O que quer que Jos Lima tenha dito à sua equipa no intervalo funcionou bem, já que Portugal sufocou a Espanha no início da segunda parte.

A bola deliciosa de João Veloso libertou Dinis Rodrigues, o avançado a bater Nono com a bola a bater no poste. Veloso então deu uma chance para Ivan Lima, que chutou para fora.

O seleccionador da Espanha, Julen Guerrero, tentou virar o jogo com Pol Fortuny e David Mella a substituir Miguel Carvalho e Dani Rodríguez.

No entanto, Portugal continuou a ameaçar, Lima falhou o alvo mais uma vez depois de um belo trabalho de Rodrigues. A pressão deu frutos aos 63 minutos, quando Portugal retomou a liderança.

Pressão recompensada

Afonso Moreira entrou na área, o seu remate foi defendido por Yarek Gasiorowski com uma grande penalidade marcada. Rodrigues adiantou-se e não se enganou.

Fortuny rematou ao lado aos 64 minutos, mas La Rojita não conseguiu testar Diogo Fernandes.
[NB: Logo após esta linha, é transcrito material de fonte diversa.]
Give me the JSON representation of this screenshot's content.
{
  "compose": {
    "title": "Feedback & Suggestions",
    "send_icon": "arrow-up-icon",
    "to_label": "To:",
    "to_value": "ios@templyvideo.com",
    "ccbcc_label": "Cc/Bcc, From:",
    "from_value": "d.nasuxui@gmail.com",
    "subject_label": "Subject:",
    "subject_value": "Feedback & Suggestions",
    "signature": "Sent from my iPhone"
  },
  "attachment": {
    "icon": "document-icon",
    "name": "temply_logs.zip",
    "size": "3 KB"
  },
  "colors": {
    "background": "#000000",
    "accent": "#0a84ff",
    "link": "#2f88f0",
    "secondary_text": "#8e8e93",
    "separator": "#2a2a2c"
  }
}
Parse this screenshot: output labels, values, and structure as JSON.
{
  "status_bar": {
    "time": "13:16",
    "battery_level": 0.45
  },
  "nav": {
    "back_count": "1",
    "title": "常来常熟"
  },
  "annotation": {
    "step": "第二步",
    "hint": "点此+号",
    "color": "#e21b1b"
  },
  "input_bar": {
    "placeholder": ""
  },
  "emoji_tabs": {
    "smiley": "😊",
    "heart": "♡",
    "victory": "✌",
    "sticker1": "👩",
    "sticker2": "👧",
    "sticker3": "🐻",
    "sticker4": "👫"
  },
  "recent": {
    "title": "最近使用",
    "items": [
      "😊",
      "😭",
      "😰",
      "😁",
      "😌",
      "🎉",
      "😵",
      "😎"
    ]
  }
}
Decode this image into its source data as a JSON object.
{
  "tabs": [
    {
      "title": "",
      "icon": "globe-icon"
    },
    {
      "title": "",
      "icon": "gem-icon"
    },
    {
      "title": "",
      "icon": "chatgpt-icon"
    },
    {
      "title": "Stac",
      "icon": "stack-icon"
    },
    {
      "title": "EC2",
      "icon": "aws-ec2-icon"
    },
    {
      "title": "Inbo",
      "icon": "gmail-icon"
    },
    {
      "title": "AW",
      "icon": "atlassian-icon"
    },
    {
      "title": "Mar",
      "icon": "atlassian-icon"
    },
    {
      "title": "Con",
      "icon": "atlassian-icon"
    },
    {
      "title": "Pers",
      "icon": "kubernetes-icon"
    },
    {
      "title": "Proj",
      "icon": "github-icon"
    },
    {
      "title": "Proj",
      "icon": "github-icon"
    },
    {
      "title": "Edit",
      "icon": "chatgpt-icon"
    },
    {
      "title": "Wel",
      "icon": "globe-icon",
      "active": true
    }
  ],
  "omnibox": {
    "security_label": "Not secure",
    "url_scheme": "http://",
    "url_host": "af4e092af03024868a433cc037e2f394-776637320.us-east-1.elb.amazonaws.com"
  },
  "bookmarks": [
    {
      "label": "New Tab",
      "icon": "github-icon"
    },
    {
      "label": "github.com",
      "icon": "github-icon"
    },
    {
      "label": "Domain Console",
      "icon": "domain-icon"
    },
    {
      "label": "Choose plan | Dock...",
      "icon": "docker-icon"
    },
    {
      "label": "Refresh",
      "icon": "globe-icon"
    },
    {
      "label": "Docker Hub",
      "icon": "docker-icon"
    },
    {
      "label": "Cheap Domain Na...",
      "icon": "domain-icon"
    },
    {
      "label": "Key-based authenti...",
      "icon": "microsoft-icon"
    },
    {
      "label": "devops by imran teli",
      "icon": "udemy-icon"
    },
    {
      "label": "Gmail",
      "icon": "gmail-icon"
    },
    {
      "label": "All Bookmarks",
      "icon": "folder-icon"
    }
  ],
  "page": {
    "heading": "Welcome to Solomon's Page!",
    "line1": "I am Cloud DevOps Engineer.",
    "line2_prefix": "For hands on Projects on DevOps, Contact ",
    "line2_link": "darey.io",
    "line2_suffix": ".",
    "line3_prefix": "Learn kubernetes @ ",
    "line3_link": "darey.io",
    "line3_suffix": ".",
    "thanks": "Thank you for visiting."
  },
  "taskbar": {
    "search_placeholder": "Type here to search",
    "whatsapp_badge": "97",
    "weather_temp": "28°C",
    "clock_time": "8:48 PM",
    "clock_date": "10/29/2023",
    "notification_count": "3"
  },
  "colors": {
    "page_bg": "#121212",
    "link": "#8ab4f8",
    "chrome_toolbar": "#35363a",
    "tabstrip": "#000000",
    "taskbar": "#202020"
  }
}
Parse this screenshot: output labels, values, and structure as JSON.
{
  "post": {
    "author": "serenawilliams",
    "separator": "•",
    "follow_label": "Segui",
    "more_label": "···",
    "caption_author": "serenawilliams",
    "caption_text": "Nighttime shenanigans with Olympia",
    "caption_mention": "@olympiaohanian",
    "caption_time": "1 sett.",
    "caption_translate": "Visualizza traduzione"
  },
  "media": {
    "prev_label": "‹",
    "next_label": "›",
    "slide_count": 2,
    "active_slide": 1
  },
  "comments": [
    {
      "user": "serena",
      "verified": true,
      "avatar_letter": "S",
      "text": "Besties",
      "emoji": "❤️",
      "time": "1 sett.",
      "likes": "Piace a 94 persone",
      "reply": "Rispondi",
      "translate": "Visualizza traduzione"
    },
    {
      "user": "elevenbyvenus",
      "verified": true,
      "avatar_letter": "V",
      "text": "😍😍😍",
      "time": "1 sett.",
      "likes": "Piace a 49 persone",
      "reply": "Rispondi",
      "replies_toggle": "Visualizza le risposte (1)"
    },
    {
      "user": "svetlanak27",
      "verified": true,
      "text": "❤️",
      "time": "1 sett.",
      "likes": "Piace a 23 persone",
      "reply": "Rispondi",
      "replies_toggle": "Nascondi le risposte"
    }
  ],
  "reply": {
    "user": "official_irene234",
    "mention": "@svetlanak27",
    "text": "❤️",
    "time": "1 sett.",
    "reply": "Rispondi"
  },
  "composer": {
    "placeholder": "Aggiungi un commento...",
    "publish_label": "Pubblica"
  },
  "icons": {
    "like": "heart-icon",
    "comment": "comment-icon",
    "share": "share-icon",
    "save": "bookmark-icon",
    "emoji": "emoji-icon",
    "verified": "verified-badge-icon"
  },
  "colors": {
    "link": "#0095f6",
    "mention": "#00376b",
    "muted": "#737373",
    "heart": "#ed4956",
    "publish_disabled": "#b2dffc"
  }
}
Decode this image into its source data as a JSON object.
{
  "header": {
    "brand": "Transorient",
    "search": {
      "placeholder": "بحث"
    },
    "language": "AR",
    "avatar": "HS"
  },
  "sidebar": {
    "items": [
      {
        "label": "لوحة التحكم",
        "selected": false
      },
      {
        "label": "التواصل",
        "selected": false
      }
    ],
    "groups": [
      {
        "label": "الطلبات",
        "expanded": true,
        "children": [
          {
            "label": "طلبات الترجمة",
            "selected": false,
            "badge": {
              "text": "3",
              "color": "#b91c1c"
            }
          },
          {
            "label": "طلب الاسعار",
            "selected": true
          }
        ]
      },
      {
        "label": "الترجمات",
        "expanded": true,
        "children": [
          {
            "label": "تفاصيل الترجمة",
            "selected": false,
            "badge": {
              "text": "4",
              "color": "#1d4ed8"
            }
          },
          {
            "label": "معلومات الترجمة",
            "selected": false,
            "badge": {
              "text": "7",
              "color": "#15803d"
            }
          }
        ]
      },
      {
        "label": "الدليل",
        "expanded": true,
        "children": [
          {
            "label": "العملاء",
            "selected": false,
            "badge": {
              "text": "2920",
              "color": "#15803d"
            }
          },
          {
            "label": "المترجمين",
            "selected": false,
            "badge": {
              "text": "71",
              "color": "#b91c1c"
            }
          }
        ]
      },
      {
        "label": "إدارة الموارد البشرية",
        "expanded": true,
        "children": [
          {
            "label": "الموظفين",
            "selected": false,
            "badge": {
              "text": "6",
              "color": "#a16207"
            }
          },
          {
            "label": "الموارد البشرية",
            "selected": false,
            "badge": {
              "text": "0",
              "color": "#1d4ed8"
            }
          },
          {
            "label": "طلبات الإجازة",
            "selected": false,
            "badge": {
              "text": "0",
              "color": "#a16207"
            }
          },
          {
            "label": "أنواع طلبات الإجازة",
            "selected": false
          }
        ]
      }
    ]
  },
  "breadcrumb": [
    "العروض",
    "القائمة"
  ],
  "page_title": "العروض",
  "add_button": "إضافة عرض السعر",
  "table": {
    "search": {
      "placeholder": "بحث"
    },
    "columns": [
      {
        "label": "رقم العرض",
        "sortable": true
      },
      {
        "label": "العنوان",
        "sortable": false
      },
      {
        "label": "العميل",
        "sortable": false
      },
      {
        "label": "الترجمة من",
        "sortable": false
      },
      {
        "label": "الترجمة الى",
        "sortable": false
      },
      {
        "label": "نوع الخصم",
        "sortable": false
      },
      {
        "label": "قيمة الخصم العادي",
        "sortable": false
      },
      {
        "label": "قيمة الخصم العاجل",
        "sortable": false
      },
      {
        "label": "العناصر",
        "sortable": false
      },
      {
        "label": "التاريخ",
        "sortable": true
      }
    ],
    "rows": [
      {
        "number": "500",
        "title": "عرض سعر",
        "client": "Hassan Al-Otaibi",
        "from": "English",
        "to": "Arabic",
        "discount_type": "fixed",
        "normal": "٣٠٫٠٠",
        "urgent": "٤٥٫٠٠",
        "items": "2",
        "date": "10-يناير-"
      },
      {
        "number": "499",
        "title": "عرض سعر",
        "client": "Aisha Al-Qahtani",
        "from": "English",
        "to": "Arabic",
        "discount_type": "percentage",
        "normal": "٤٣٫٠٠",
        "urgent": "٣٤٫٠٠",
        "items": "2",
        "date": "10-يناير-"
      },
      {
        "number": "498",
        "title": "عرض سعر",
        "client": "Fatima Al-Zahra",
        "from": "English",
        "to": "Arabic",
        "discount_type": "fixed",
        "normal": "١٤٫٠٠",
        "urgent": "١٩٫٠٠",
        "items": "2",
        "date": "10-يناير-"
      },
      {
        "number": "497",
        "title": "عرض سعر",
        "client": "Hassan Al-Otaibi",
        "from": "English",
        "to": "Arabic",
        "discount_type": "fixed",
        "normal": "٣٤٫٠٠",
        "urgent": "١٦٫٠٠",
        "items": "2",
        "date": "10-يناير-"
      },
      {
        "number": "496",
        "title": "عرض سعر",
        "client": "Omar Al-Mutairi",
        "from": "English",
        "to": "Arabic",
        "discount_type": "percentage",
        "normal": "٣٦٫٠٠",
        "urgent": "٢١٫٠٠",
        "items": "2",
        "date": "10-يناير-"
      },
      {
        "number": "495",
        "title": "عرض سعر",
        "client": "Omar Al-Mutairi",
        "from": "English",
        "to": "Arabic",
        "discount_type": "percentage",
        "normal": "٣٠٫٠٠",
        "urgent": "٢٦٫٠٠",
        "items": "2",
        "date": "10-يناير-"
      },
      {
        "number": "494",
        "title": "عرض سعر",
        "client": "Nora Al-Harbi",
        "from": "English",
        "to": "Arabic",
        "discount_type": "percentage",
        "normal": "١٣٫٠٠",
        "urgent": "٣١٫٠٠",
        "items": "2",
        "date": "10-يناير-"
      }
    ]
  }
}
Dani Pérez abriu caminho para Álvaro Ginés aos 77 minutos, José Lima fez a sua primeira substituição dois minutos depois, quando Dinis Rodrigues deu lugar a Rodrigo Ribeiro.

A Espanha aumentou a pressão com o remate de Moreno bloqueado, o remate de Iker Bravo desviado ao lado e Ginés cabeceando por cima da barra.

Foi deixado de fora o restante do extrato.